„Bescheuert“-Skandal: Die Lust am schnellen Aufreger
Am Internationalen Tag der Pressefreiheit thematisieren die Medien
staatliche Übergriffe. Die Folgen der Ökonomisierung der Branche blenden
sie aus. Die Berichterstattung über einen vermeintlichen Ausraster
des Schweriner Regierungschefs ist ein Lehrbeispiel.
Das bringt Klicks, Likes im sozialen Netzwerk Facebook und lockt am Kiosk: „Sellering beleidigt Demonstrantin“, „Sellering mit Wutausbruch in Wolgast“ lauten Schlagzeilen nach einem Auftritt des Schweriner Regierungs- und SPD-Parteichefs in der Peene-Stadt.
Als der Ministerpräsident bei der Eröffnung eines SPD-Bürgerbüros vor der Tür auf einige Demonstranten trifft, die lautstark und ungehalten die Politiker für das Vorgehen bei der Schließung der Kinder- und Geburtenstation des örtlichen Kreiskrankenhauses in Wolgast kritisieren, nimmt die vermeintliche Entgleisung ihren Lauf. Nachdem Sellering mit mehreren Versuchen gescheitert ist, eine nach den langanhaltenden Protesten gefundene Kompromisslösung zu erklären, wendet er sich entnervt ab. Zweifelsfrei dokumentiert sind in einem auf Facebook und Youtube kursierenden Video die Worte „es reicht“, er habe „keine Lust mehr“.
Der von der UNESCO initiierte Tag der Pressefreiheit wird seit 1994 am 3. Mai begangen. Er soll auf die grundlegende Bedeutung freier Berichterstattung für die Existenz von Demokratien und an die Bedrohung des unabhängigen Journalismus in vielen Teilen der Welt aufmerksam machen.

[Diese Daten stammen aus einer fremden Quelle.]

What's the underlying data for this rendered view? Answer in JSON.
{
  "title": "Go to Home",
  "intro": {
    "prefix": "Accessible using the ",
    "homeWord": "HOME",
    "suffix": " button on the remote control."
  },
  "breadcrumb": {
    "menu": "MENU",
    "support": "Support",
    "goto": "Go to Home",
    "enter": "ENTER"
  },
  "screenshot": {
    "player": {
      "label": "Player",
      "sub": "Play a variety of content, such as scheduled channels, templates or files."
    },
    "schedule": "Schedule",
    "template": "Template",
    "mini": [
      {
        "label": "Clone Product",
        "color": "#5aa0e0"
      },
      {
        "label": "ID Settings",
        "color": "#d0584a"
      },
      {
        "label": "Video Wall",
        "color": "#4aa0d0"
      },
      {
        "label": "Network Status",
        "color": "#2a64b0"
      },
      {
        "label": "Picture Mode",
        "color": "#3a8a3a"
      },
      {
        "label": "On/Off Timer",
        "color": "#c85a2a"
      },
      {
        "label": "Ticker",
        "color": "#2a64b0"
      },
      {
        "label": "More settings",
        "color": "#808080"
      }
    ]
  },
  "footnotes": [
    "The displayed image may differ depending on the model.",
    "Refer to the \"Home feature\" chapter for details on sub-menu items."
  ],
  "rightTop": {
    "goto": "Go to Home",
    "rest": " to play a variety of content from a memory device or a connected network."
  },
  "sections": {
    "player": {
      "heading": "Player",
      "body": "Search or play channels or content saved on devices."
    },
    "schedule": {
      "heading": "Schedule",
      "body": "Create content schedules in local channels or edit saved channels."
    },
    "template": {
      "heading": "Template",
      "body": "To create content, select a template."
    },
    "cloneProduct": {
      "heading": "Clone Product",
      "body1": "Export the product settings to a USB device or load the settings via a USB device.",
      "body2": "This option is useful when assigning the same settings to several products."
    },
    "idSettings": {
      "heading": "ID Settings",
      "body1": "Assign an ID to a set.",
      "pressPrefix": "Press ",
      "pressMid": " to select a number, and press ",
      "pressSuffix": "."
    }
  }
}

Mit einigem guten bzw. schlechten Willen kann man auch das Wort
„bescheuert“ identifizieren – Startschuss für einen flink
herbeigeschriebenen Skandal. Die angebliche Empörung der Netzgemeinde –
„die Nutzerkommentare zu dem Facebook-Video sprechen für sich“ –
veranlasst den Nordkurier zum Anruf in der Staatskanzlei, die sich mit
einem Dementi um Schadensbegrenzung bemüht.
Zu spät. Auch eine
eilige Entschuldigung des sonst bei derlei Gegenwind meist um
Gelassenheit bemühten „Landesvaters“ nützt nichts. Ostsee-Zeitung und
Schweriner Volkszeitung legen nach: Während sich das Blatt aus der
Landeshauptstadt um den Anschein von Seriosität bemüht und einen
Politikwissenschaftler für eine psychologische Fernanalyse gewinnt („Er
ist aus der Rolle gefallen“), präsentieren die Rostocker neben dem
Verweis auf Kommentare auf Facebook und Co. sowie dem Statement eines
Psychologen („Experte für die Emotion Wut“) ausgerechnet
AfD-Landessprecher Leif-Erik Holm als Kronzeugen für politische
Debattenkultur. Das Zitat ist direkt einer Pressemitteilung der
rechtspopulistischen Partei entnommen.
Mit minimalem Rechercheaufwand – mehr gibt die dünne Personaldecke
anscheinend nicht mehr her – entstehen so schnell Beiträge, die maximale
Aufmerksamkeit erzeugen. Der Hintergrund freilich bleibt im Dunkeln:
Die Frage nach der Herkunft des Videos stellt nur der NDR.
Tatsächlich
steckt hinter dem Film-„Beleg“ alles andere als der Prototyp des
unabhängigen Beobachters. Der Urheber, Kai Ottenbreit, tritt als
freiberuflicher Journalist mit eigenem Nachrichtenportal („Schmusedom
News“) ebenso auf wie als selbsternannter Vorkämpfer der
Bürgerinitiative pro Kinderstation Wolgast, was bei dieser nicht auf
ungeteilte Zustimmung stößt. Im fraglichen Video wird seine Doppelrolle
mit lautstark vorgetragenen Kommentaren zum Geschehen für Kenner der
Szene mehr als deutlich, die Leser der Tageszeitungen im Land erfahren
davon jedoch nichts.
Ob Volkes Stimme oder Stimmungsmache ist da
schon längst entschieden: „Rund 98.000 Mal wurde der Videoclip
,Ministerpräsident beleidigt Mütter' bereits über Facebook aufgerufen“,
konstatiert die Schweriner Volkszeitung. Die Quote stimmt schon mal.